STANFORD, Calif. — A genetic marker touted as a predictor of coronary artery disease is no such thing, according to a study led by researchers at the Stanford University School of Medicine.
The massive international study, published online Oct. 7 in the Journal of the American College of Cardiology, assessed the predictive value of a leading genetic assay for risk of atherosclerosis.
The study analyzed the data from more than 17,000 patients with cardiovascular disease and 40,000 others to assess whether carrying a particular variant of the KIF6 gene indicated a greater risk for coronary artery disease — a disease characterized by a buildup of cholesterol plaque in the walls of the arteries of the heart. The disease can lead to chest pain as well as heart attacks, which are often fatal.
The study found essentially no association between the gene variant and the risk of coronary disease. "This study puts the nail in the coffin," said Tom Quertermous, MD, the William G. Irwin Professor in Cardiovascular Medicine at Stanford and the study's senior author. "This is such a big study — if there was a significant association between this variant and coronary disease, we would have found it."
Celera Corp., which pioneered the mapping of the human genome, owns the assay and currently performs the majority of the testing services. In June, as part of its effort to make the assay more widely available, Celera announced it had received approval from the European Union to market a test kit for the variant that would make it easier for physicians to collect patients' samples. The company said it would also submit an application to the U.S. Food and Drug Administration this year for approval of the test kit.
Previous studies of the variant were less conclusive because they were based on fewer patients with coronary artery disease, said the new study's leader, assistant professor of medicine Themistocles Assimes, MD, PhD. These earlier studies had suggested a 22-55 percent greater risk for those who had the variant. "We are showing that the additional risk is almost certainly nil in subjects of European ancestry. If it is not nil, it is at most 2 percent," Assimes said.

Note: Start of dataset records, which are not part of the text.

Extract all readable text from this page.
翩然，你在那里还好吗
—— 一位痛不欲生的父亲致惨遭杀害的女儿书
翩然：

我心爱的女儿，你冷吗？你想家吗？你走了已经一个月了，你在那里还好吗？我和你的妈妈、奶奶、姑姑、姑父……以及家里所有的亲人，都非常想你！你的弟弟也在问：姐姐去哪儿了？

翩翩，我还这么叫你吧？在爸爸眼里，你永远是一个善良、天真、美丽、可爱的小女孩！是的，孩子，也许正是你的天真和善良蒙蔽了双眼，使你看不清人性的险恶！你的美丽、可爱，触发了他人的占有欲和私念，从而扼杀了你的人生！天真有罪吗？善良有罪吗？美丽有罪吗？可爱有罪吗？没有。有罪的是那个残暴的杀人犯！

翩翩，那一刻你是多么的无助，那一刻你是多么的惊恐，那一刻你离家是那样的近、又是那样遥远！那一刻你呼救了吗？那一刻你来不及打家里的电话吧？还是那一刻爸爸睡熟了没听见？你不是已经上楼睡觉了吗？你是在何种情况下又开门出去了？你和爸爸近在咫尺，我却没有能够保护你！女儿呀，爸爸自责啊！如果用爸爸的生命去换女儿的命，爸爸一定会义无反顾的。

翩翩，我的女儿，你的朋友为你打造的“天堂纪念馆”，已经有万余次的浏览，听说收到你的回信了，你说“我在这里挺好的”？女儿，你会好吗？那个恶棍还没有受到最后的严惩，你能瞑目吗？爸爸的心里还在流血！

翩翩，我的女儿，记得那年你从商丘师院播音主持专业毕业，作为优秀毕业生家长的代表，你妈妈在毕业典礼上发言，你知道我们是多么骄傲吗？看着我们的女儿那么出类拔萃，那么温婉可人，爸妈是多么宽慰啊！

The study pulled together data from research groups around the world that have genetically fingerprinted individuals with known coronary disease as well as subjects with no known disease. Most of the data were from people of European descent, but a lack of association was also noted in smaller number of subjects of non-European ancestry. The Stanford researchers' co-authors include more than 130 scientists, clinicians and administrators at over 70 research organizations in Europe and North America.

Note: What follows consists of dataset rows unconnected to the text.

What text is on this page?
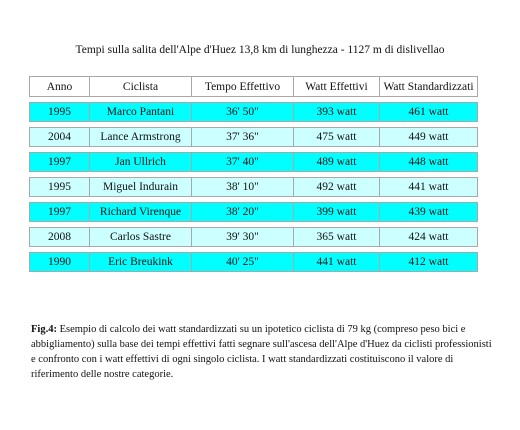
Tempi sulla salita dell'Alpe d'Huez 13,8 km di lunghezza - 1127 m di dislivellao
Anno	Ciclista	Tempo Effettivo	Watt Effettivi	Watt Standardizzati

1995	Marco Pantani	36' 50"	393 watt	461 watt

2004	Lance Armstrong	37' 36"	475 watt	449 watt

1997	Jan Ullrich	37' 40"	489 watt	448 watt

1995	Miguel Indurain	38' 10"	492 watt	441 watt

1997	Richard Virenque	38' 20"	399 watt	439 watt

2008	Carlos Sastre	39' 30"	365 watt	424 watt

1990	Eric Breukink	40' 25"	441 watt	412 watt
Fig.4: Esempio di calcolo dei watt standardizzati su un ipotetico ciclista di 79 kg (compreso peso bici e abbigliamento) sulla base dei tempi effettivi fatti segnare sull'ascesa dell'Alpe d'Huez da ciclisti professionisti e confronto con i watt effettivi di ogni singolo ciclista. I watt standardizzati costituiscono il valore di riferimento delle nostre categorie.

The study offers good news to patients whose KIF6 test result had indicated they were at risk for heart attacks. "They don't need to worry so much," Quertermous said. "If they are on medications strictly because of their KIF6 test result, they should ask their doctor to reconsider the need for these medications."

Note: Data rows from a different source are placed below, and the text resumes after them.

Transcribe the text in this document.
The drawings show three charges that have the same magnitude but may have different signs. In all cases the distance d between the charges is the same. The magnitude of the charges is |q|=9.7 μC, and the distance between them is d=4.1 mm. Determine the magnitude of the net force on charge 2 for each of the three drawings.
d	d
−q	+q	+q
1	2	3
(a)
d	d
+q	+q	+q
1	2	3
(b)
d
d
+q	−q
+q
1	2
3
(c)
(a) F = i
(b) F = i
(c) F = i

Because of the study's design, it could not directly confirm or refute the marker's ability to identify the subjects' response to statins, which are drugs that lower cholesterol levels. However, Assimes cautioned that the original observation, which found the KIF6 variant indicated a good response to the medication, assumed that carriers of the variant not on statins were at significantly increased risk of coronary disease compared to non-carriers.
"In light of our findings, the marker's ability to identify statin responders is also in doubt," said Assimes. "Until very large-scale studies are performed to directly test the marker's ability to identify statin responders, I would not withhold statins from patients just because their KIF6 test was negative."
The finding's larger message is that more caution is warranted when using genetic markers to guide health care. There's understandably great desire to use the information about human genetics that's been amassing since the sequencing of the human genome 10 years ago, said Quertermous, who has worked in the field for more than 20 years. "It's something I've been waiting for, for a long time."
That's because the well-known risk factors for atherosclerosis, such as high cholesterol, smoking, diabetes and high blood pressure, appear to account for only about half the variation of rates of coronary disease observed in human populations. The balance of variation is likely explained by a combination of inherited variants in or near genes that are important in the pathogenesis of disease in addition to other unrecognized, adverse environmental exposures.
"Using genetics to help improve our ability to predict coronary disease is particularly important because we have several different classes of drugs at our disposal that can substantially reduce the risk of heart attacks" said Assimes. "But we still need to be careful about what we put into practice and not get carried away too quickly. We know from previous experience that a positive association between a genetic variant and a common disease, such as coronary disease, needs to be consistently observed in many human population studies before it can be believed."
In fact, Quertermous points out that even for the roughly one dozen genetic markers that have been successfully validated to date, evidence to support their use in clinical practice is lacking. However, this situation will likely change in the near future as researchers reliably identify more genetic markers.
The data collections used in this study were supported by more than 30 institutions including government and nonprofit agencies and the following companies: Astra Zeneca, Berlin Chemie, Boots Healthcare, deCODE genetics, Glaxo-Smith-Kline, McNeil Pharma (former Woelm Pharma), MSD Sharp & Dohme and Pfizer.